[llvm-dev] Overlapping memcpy

Mon Dec 7 10:19:50 PST 2015

> On Dec 7, 2015, at 12:30 PM, David Chisnall via llvm-dev <llvm-dev at lists.llvm.org> wrote:
> 
> On 7 Dec 2015, at 16:39, Joerg Sonnenberger via llvm-dev <llvm-dev at lists.llvm.org> wrote:
>> 
>> On Mon, Dec 07, 2015 at 07:33:29AM +0100, Maciej Adamczyk via llvm-dev wrote:
>>> Hello.
>>> My friend's data compressor has a problem. During decompression stage, on
>>> some corrupted files, it may issue an overlapping memcpy.
>>> He has two easy solutions for that:
>>> * switch to memmove
>>> * add a branch to detect such case
>>> However, he's not happy with either of them as they slow the decompression
>>> down to handle a case that will never happen to almost everyone.
>> 
>> While I don't think any of this is really LLVM specific, the second is
>> certainly the correct approach if the file format explicitly disallows
>> such overlapping ranges.
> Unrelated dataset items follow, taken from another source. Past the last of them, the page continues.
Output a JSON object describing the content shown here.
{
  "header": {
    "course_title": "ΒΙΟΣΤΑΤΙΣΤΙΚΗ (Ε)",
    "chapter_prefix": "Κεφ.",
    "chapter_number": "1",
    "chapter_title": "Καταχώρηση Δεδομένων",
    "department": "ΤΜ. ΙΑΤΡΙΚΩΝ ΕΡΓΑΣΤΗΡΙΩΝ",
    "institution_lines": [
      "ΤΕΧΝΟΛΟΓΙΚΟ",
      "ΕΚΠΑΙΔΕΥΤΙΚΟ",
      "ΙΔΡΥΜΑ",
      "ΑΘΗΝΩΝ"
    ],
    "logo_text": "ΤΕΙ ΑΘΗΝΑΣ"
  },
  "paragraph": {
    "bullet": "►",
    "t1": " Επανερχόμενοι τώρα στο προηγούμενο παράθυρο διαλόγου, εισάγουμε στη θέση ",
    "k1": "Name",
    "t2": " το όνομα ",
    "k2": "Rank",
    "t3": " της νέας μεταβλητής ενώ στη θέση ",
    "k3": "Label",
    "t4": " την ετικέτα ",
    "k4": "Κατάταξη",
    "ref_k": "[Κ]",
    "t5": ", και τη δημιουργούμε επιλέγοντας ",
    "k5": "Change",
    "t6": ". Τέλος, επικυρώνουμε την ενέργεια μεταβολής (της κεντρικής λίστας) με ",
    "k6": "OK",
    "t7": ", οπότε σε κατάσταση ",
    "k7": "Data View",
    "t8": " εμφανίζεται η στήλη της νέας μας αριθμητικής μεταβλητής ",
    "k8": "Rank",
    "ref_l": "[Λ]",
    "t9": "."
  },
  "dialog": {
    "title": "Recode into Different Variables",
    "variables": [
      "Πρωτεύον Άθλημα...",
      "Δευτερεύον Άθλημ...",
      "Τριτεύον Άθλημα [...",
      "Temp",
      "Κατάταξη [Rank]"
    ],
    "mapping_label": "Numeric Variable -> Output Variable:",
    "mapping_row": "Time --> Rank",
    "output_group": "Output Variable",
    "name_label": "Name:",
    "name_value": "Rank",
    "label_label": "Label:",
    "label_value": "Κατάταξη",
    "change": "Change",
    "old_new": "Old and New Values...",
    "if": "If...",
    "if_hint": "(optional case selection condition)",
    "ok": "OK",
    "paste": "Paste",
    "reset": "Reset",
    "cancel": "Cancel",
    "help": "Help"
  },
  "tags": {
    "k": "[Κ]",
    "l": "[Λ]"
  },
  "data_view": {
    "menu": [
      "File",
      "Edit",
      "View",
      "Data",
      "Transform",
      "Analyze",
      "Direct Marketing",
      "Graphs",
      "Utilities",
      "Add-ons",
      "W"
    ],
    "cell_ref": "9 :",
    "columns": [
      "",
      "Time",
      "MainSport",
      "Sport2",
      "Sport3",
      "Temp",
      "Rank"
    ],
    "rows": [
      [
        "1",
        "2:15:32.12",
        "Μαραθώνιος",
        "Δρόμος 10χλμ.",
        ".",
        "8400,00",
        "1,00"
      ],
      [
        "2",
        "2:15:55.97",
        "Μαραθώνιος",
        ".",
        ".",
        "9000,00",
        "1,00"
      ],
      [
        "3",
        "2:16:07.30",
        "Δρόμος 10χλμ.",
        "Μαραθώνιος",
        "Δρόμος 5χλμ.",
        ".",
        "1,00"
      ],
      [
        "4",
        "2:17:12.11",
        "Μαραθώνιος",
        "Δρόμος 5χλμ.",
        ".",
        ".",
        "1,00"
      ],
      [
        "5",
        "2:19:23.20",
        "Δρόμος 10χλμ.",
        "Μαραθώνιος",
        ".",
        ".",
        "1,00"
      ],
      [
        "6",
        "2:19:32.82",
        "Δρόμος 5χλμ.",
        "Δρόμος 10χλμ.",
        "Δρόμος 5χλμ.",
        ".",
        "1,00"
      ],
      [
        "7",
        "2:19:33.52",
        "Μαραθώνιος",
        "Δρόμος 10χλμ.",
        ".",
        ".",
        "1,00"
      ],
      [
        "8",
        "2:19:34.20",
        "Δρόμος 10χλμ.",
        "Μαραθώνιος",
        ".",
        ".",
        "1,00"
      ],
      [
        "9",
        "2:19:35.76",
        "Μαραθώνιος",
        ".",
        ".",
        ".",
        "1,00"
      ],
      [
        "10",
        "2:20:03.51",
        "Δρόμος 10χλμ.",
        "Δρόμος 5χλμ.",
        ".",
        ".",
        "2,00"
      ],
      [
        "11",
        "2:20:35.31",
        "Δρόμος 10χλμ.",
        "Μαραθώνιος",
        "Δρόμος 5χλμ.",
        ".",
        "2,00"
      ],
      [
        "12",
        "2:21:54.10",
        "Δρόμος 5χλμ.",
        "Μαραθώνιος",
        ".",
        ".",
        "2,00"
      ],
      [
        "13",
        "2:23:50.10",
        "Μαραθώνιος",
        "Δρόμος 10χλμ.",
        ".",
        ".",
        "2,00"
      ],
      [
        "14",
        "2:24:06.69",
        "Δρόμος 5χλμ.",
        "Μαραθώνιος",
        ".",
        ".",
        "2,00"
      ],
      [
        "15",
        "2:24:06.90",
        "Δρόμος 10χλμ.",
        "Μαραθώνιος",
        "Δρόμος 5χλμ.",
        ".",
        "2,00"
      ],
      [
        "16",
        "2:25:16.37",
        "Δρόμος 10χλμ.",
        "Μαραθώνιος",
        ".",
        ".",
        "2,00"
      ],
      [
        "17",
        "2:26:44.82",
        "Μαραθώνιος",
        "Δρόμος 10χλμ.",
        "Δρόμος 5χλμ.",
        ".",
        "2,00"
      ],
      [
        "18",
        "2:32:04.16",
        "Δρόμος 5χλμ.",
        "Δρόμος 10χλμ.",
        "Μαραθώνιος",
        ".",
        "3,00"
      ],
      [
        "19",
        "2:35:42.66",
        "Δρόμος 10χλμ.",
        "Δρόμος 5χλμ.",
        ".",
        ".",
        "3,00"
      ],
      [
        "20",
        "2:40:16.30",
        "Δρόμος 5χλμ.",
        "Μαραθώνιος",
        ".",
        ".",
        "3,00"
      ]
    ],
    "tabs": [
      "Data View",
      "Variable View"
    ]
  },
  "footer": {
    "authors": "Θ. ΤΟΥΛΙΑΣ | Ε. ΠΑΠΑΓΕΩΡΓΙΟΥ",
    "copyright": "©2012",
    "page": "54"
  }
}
LZMA streams for example are perfectly well
>> defined for that case and it even make sense for certain overlapping
>> pattern to say "copy 256 Bytes starting from offsets -8". If you
>> know that this condition is invalid for well formed input, mark the
>> condition as predicted false and the compiler will try to turn it into a branch
>> statement that the branch prediction of the CPU can understand.
> 
> [ continuing off topic ] The lack of such error checking is one of the big reasons that libraries like libjpeg, libpng, and so on have been a huge source of vulnerabilities in web browsers for the last couple of decades.  It sounds like your friend has already added a security hole to his library, please discourage him from adding any more.

+1.  Why would one care about the performance of decompressing a corrupted stream? As soon as a stream is identified as corrupted, you want to bail out of decompression without writing additional data. Otherwise you are almost surely introducing a security vulnerability.